Dance Movement Therapy
What is Dance Movement Therapy?
Dance/movement therapy, a creative arts therapy, that is rooted in the expressive nature of dance itself. Dance is the most fundamental of the arts, involving a direct expression and experience of oneself through the body. It is a basic form of authentic communication, and as such it is an especially effective medium for therapy. Based in the belief that the body, the mind and the spirit are interconnected, dance/movement therapy is defined by the American Dance Therapy Association as "the psychotherapeutic use of movement as a process that furthers the emotional, cognitive, social and physical integration of the individual."
Movement provides us with a profound medium in which the observation of ones movements are utilized in discovering where we are moving and where we are stuck. Dance/movement therapy is the psychotherapeutic use of movement to further the emotional, cognitive, and physical integration of an individual.
Dance/movement therapists value the healing nature of the creative act, believe that movement has inner meaning and purpose, and outer expressive and communicative properties, and that body-mind synchronization is an essential component of healing.
Central to the stated purpose of contemplative practice at Naropa University is the belief that contemplative practices synchronize body, speech, and heart. As this synchronization occurs, it is said that the practitioner becomes a "spiritual warrior."
Dance Movement Therapy has been found to be quite successful for those that suffer from Major Depressive Disorder.....

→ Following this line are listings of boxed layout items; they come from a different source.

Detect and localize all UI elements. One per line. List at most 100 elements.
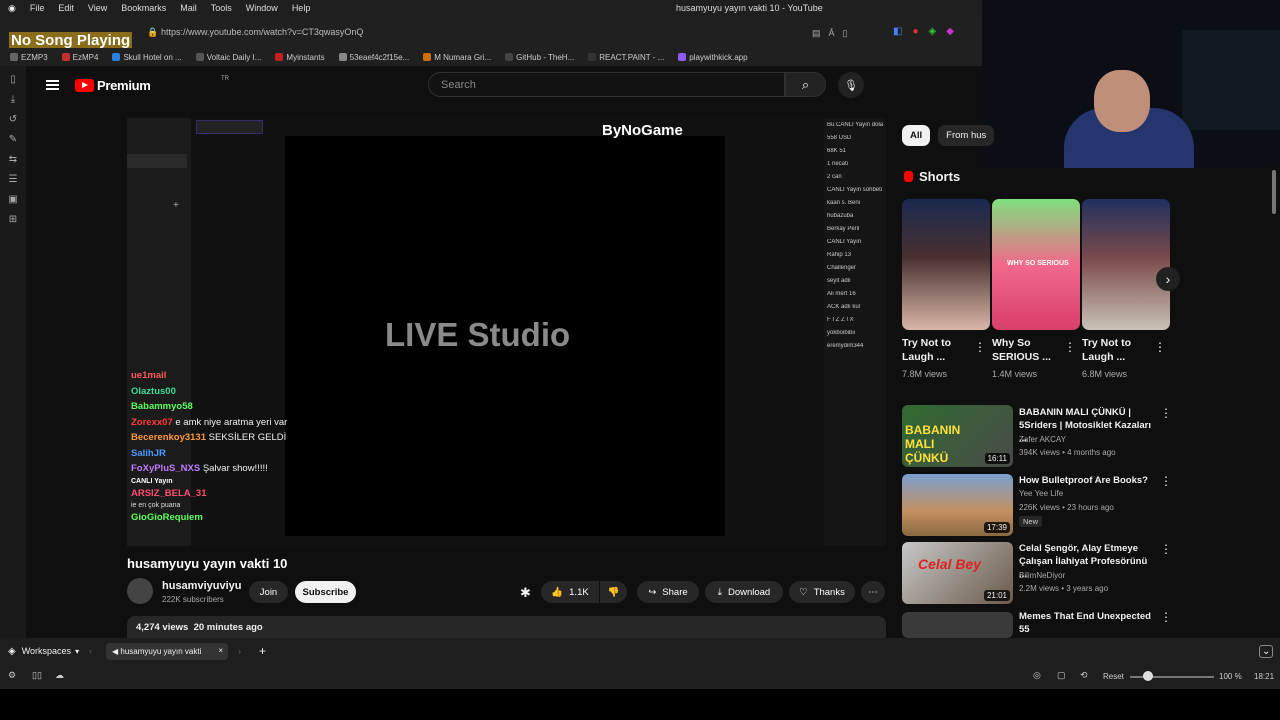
bookmark-panel-icon[interactable]: ▯: [10, 74, 16, 85]
youtube-logo[interactable]: Premium TR: [75, 76, 229, 93]
capture-icon[interactable]: ▣: [8, 194, 17, 205]
menu-hamburger-icon[interactable]: [46, 80, 59, 90]
chip-from-channel[interactable]: From hus: [938, 125, 995, 146]
browser-sidebar: ▯ ⤓ ↺ ✎ ⇆ ☰ ▣ ⊞: [0, 66, 26, 638]
tab-back-icon[interactable]: ‹: [89, 646, 92, 656]
close-tab-icon[interactable]: ×: [218, 646, 223, 655]
chip-all[interactable]: All: [902, 125, 931, 146]
short-title[interactable]: Why So SERIOUS ...: [992, 336, 1072, 364]
history-icon[interactable]: ↺: [9, 114, 17, 125]
short-menu-icon[interactable]: ⋮: [1154, 340, 1166, 354]
menu-window[interactable]: Window: [246, 3, 278, 13]
subscribe-button[interactable]: Subscribe: [295, 581, 356, 603]
extension-icons: ◧ ● ◈ ◆: [893, 26, 954, 37]
reading-list-icon[interactable]: ☰: [9, 174, 18, 185]
url-field[interactable]: https://www.youtube.com/watch?v=CT3qwasy…: [161, 27, 363, 37]
stream-chat-overlay: ue1mail Olaztus00 Babammyo58 Zorexx07 e …: [131, 368, 287, 526]
reader-icon[interactable]: ▤: [812, 28, 821, 39]
page-scrollbar[interactable]: [1268, 166, 1280, 638]
panel-icon[interactable]: ▯▯: [32, 670, 42, 681]
menu-view[interactable]: View: [88, 3, 107, 13]
description-box[interactable]: 4,274 views 20 minutes ago: [127, 616, 886, 638]
bookmark-item[interactable]: GitHub - TheH...: [505, 53, 574, 62]
video-title[interactable]: How Bulletproof Are Books?: [1019, 474, 1154, 487]
search-button[interactable]: ⌕: [785, 72, 826, 97]
video-menu-icon[interactable]: ⋮: [1160, 474, 1172, 488]
short-thumbnail[interactable]: [902, 199, 990, 330]
video-thumbnail[interactable]: BABANIN MALI ÇÜNKÜ 16:11: [902, 405, 1013, 467]
short-thumbnail[interactable]: [1082, 199, 1170, 330]
channel-name[interactable]: Yee Yee Life: [1019, 489, 1063, 498]
bookmark-item[interactable]: M Numara Gri...: [423, 53, 491, 62]
channel-name[interactable]: BilimNeDiyor: [1019, 571, 1065, 580]
page-actions-icon[interactable]: ⟲: [1080, 670, 1088, 681]
zoom-slider-thumb[interactable]: [1143, 671, 1153, 681]
app-menu-icon[interactable]: ◉: [8, 3, 16, 14]
video-thumbnail[interactable]: [902, 612, 1013, 638]
short-menu-icon[interactable]: ⋮: [974, 340, 986, 354]
more-actions-button[interactable]: ⋯: [861, 581, 885, 603]
dislike-button[interactable]: 👎: [600, 581, 627, 603]
browser-tab[interactable]: ◀ husamyuyu yayın vakti ×: [106, 643, 228, 660]
short-title[interactable]: Try Not to Laugh ...: [1082, 336, 1162, 364]
shorts-header: Shorts: [904, 169, 960, 184]
autodub-icon[interactable]: ✱: [520, 585, 531, 601]
video-title[interactable]: Memes That End Unexpected 55: [1019, 610, 1154, 636]
bookmark-item[interactable]: Skull Hotel on ...: [112, 53, 182, 62]
menu-edit[interactable]: Edit: [58, 3, 74, 13]
channel-name[interactable]: Zafer AKCAY: [1019, 435, 1066, 444]
extension-translate-icon[interactable]: ◧: [893, 26, 902, 37]
bookmark-item[interactable]: Voltaic Daily I...: [195, 53, 261, 62]
shorts-next-button[interactable]: ›: [1156, 267, 1180, 291]
menu-mail[interactable]: Mail: [180, 3, 197, 13]
download-button[interactable]: ⤓ Download: [705, 581, 783, 603]
menu-tools[interactable]: Tools: [211, 3, 232, 13]
menu-bookmarks[interactable]: Bookmarks: [121, 3, 166, 13]
bookmark-item[interactable]: REACT.PAINT - ...: [588, 53, 664, 62]
chevron-down-icon[interactable]: ▾: [75, 647, 79, 656]
sync-icon[interactable]: ⚙: [8, 670, 16, 681]
menu-file[interactable]: File: [30, 3, 45, 13]
bookmark-label: 53eaef4c2f15e...: [349, 52, 410, 62]
add-panel-icon[interactable]: ⊞: [9, 214, 17, 225]
new-tab-icon[interactable]: +: [259, 644, 266, 658]
bookmark-icon[interactable]: ▯: [843, 28, 848, 39]
video-menu-icon[interactable]: ⋮: [1160, 542, 1172, 556]
workspaces-button[interactable]: Workspaces: [22, 646, 71, 656]
scrollbar-thumb[interactable]: [1272, 170, 1276, 214]
extension-record-icon[interactable]: ●: [912, 26, 918, 37]
tab-forward-icon[interactable]: ›: [238, 646, 241, 656]
video-menu-icon[interactable]: ⋮: [1160, 406, 1172, 420]
short-title[interactable]: Try Not to Laugh ...: [902, 336, 982, 364]
notes-icon[interactable]: ✎: [9, 134, 17, 145]
share-button[interactable]: ↪ Share: [637, 581, 699, 603]
short-thumbnail[interactable]: WHY SO SERIOUS: [992, 199, 1080, 330]
translate-icon[interactable]: Ā: [829, 28, 835, 39]
thanks-button[interactable]: ♡ Thanks: [789, 581, 855, 603]
video-thumbnail[interactable]: Celal Bey 21:01: [902, 542, 1013, 604]
bookmark-item[interactable]: EZMP3: [10, 53, 48, 62]
bookmark-item[interactable]: EzMP4: [61, 53, 98, 62]
short-menu-icon[interactable]: ⋮: [1064, 340, 1076, 354]
video-menu-icon[interactable]: ⋮: [1160, 610, 1172, 624]
download-icon[interactable]: ⤓: [11, 94, 15, 105]
channel-name[interactable]: husamviyuviyu: [162, 580, 241, 592]
channel-avatar[interactable]: [127, 578, 153, 604]
translate-panel-icon[interactable]: ⇆: [9, 154, 17, 165]
bookmark-item[interactable]: playwithkick.app: [678, 53, 748, 62]
join-button[interactable]: Join: [249, 581, 288, 603]
extension-purple-icon[interactable]: ◆: [946, 26, 954, 37]
cloud-icon[interactable]: ☁: [55, 670, 64, 681]
bookmark-item[interactable]: 53eaef4c2f15e...: [338, 52, 410, 62]
tile-icon[interactable]: ▢: [1057, 670, 1066, 681]
zoom-reset-button[interactable]: Reset: [1103, 672, 1124, 681]
search-input[interactable]: Search: [428, 72, 785, 97]
menu-help[interactable]: Help: [292, 3, 311, 13]
like-button[interactable]: 👍 1.1K: [541, 581, 599, 603]
capture-tool-icon[interactable]: ◎: [1033, 670, 1041, 681]
bookmark-item[interactable]: Myinstants: [275, 53, 325, 62]
extension-shield-icon[interactable]: ◈: [929, 26, 937, 37]
panel-toggle-icon[interactable]: ⌄: [1259, 644, 1274, 658]
video-thumbnail[interactable]: 17:39: [902, 474, 1013, 536]
voice-search-button[interactable]: 🎙: [838, 72, 864, 98]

Results of Dance Movement Therapy
Per Isabella Pericleous (2011), Depression is a real medical disorder, like anorexia, epilepsy, and autism. It is strongly recommended that people who suffer from depression for long periods of time get professional help. To date, relatively few studies have focused on the effects of dance/movement therapy on people with depression. However, the results have pointed in a positive direction. The down-mood of patients seemed to improve on days they were in therapy as opposed to days they were not. Even if past studies have not closely examined the long-term effects of dance/movement therapy on depression, I have found a number of sources verifying its impact on the lives of people with major depression. I believe that if movement therapists as well as psychotherapists pay close attention to this condition, there will be a significant increase in research on using dance to reduce severe depression and melancholia. Why dose the body with antidepressants if there is an alternative therapy available such as Dance Movement Therapy.